CVE-2026-34745

Fireshare · Fireshare

An unauthenticated arbitrary file write vulnerability exists in the Fireshare /api/uploadChunked/public endpoint due to an incomplete fix for a previous vulnerability.

Executive summary

An unauthenticated arbitrary file write vulnerability in Fireshare versions prior to 1.5.3 allows attackers to execute code or overwrite system files.

Vulnerability

The vulnerability stems from an insecure implementation of the checkSum parameter in the unauthenticated public API endpoint, allowing unauthenticated attackers to write arbitrary files to the server.

Business impact

With a CVSS score of 9.1, this vulnerability represents a critical risk to organizational infrastructure. An attacker can leverage this flaw to gain full control over the host server, leading to data exfiltration, unauthorized system access, or complete service disruption.

Remediation

Immediate Action: Upgrade all instances of Fireshare to version 1.5.3 or later immediately to patch the insecure API endpoint.

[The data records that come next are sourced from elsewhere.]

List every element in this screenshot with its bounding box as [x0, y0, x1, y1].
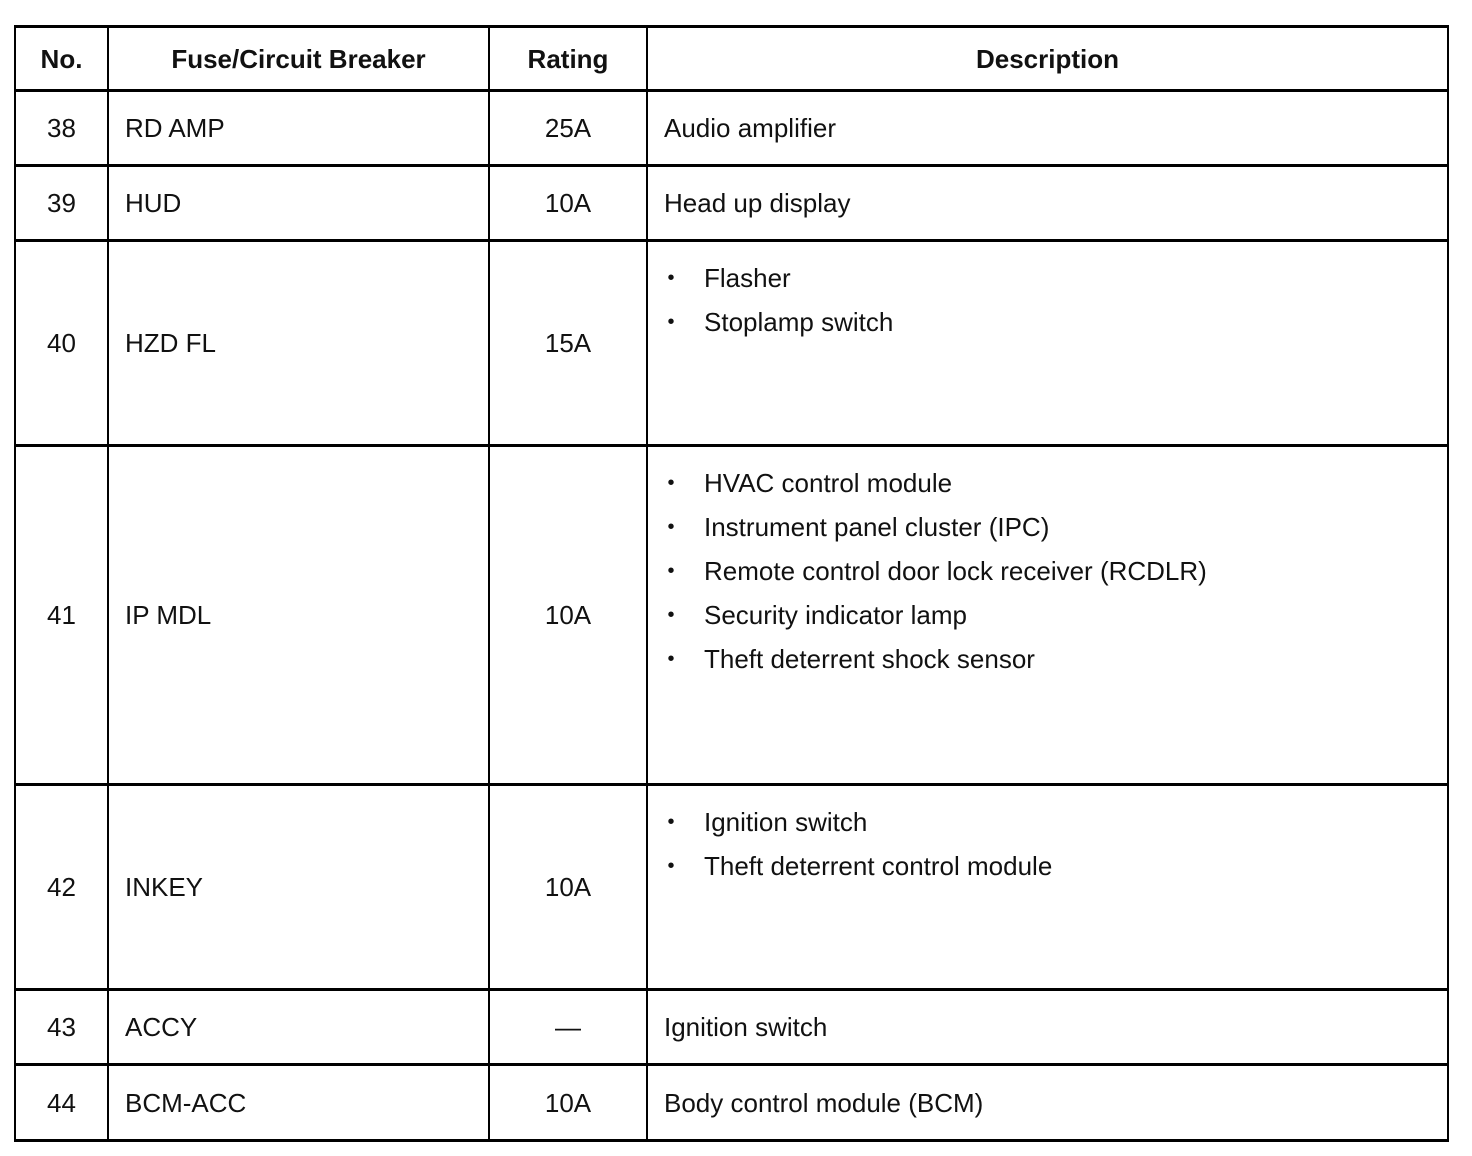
table-header [15, 27, 1448, 91]
cell-rating: — [489, 990, 647, 1065]
fuse-table [14, 25, 1449, 1142]
list-item-text: Theft deterrent shock sensor [704, 644, 1035, 674]
list-item-text: Stoplamp switch [704, 307, 894, 337]
header-rating: Rating [489, 27, 647, 91]
cell-description [647, 785, 1448, 990]
cell-no: 44 [15, 1065, 108, 1141]
table-row [15, 990, 1448, 1065]
cell-no: 40 [15, 241, 108, 446]
bullet-icon: • [667, 855, 675, 877]
list-item-text: Flasher [704, 263, 791, 293]
bullet-icon: • [667, 516, 675, 538]
cell-fuse: IP MDL [108, 446, 489, 785]
bullet-icon: • [667, 267, 675, 289]
cell-fuse: HZD FL [108, 241, 489, 446]
table-row [15, 241, 1448, 446]
table-row [15, 166, 1448, 241]
header-fuse-circuit-breaker: Fuse/Circuit Breaker [108, 27, 489, 91]
cell-rating: 10A [489, 166, 647, 241]
cell-fuse: INKEY [108, 785, 489, 990]
list-item [664, 800, 1447, 844]
list-item-text: Security indicator lamp [704, 600, 967, 630]
list-item [664, 300, 1447, 344]
cell-description [647, 241, 1448, 446]
bullet-icon: • [667, 604, 675, 626]
list-item [664, 505, 1447, 549]
table-row [15, 1065, 1448, 1141]
cell-no: 41 [15, 446, 108, 785]
bullet-icon: • [667, 648, 675, 670]
bullet-icon: • [667, 811, 675, 833]
cell-rating: 10A [489, 1065, 647, 1141]
cell-description: Audio amplifier [647, 91, 1448, 166]
list-item-text: Instrument panel cluster (IPC) [704, 512, 1050, 542]
list-item [664, 549, 1447, 593]
list-item-text: Ignition switch [704, 807, 868, 837]
cell-no: 38 [15, 91, 108, 166]
cell-fuse: BCM-ACC [108, 1065, 489, 1141]
cell-fuse: HUD [108, 166, 489, 241]
cell-no: 43 [15, 990, 108, 1065]
cell-description: Body control module (BCM) [647, 1065, 1448, 1141]
cell-fuse: RD AMP [108, 91, 489, 166]
table-row [15, 785, 1448, 990]
bullet-icon: • [667, 472, 675, 494]
cell-fuse: ACCY [108, 990, 489, 1065]
header-no: No. [15, 27, 108, 91]
list-item [664, 461, 1447, 505]
list-item [664, 593, 1447, 637]
bullet-icon: • [667, 311, 675, 333]
cell-rating: 15A [489, 241, 647, 446]
cell-description: Head up display [647, 166, 1448, 241]
list-item-text: Remote control door lock receiver (RCDLR) [704, 556, 1207, 586]
cell-rating: 25A [489, 91, 647, 166]
cell-rating: 10A [489, 446, 647, 785]
header-row [15, 27, 1448, 91]
description-list [664, 461, 1447, 681]
header-description: Description [647, 27, 1448, 91]
list-item [664, 844, 1447, 888]
cell-no: 39 [15, 166, 108, 241]
list-item-text: HVAC control module [704, 468, 953, 498]
table-body [15, 91, 1448, 1141]
cell-description: Ignition switch [647, 990, 1448, 1065]
list-item [664, 637, 1447, 681]
list-item-text: Theft deterrent control module [704, 851, 1053, 881]
bullet-icon: • [667, 560, 675, 582]
cell-no: 42 [15, 785, 108, 990]
description-list [664, 256, 1447, 344]
cell-rating: 10A [489, 785, 647, 990]
cell-description [647, 446, 1448, 785]
list-item [664, 256, 1447, 300]
description-list [664, 800, 1447, 888]
table-row [15, 446, 1448, 785]
table-row [15, 91, 1448, 166]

Proactive Monitoring: Review web server access logs for suspicious POST requests targeting the /api/uploadChunked/public endpoint, specifically looking for anomalous checkSum parameter values.

Compensating Controls: Deploy a Web Application Firewall (WAF) rule to block unauthorized or suspicious traffic to the /api/uploadChunked/public endpoint until the patch is applied.

Exploitation status

Public Exploit Available: Unknown

Analyst recommendation

The severity of this file write vulnerability necessitates immediate patching. Administrators must verify that the update to version 1.5.3 is applied across all environments and audit system file integrity to ensure no unauthorized files were introduced prior to the patch.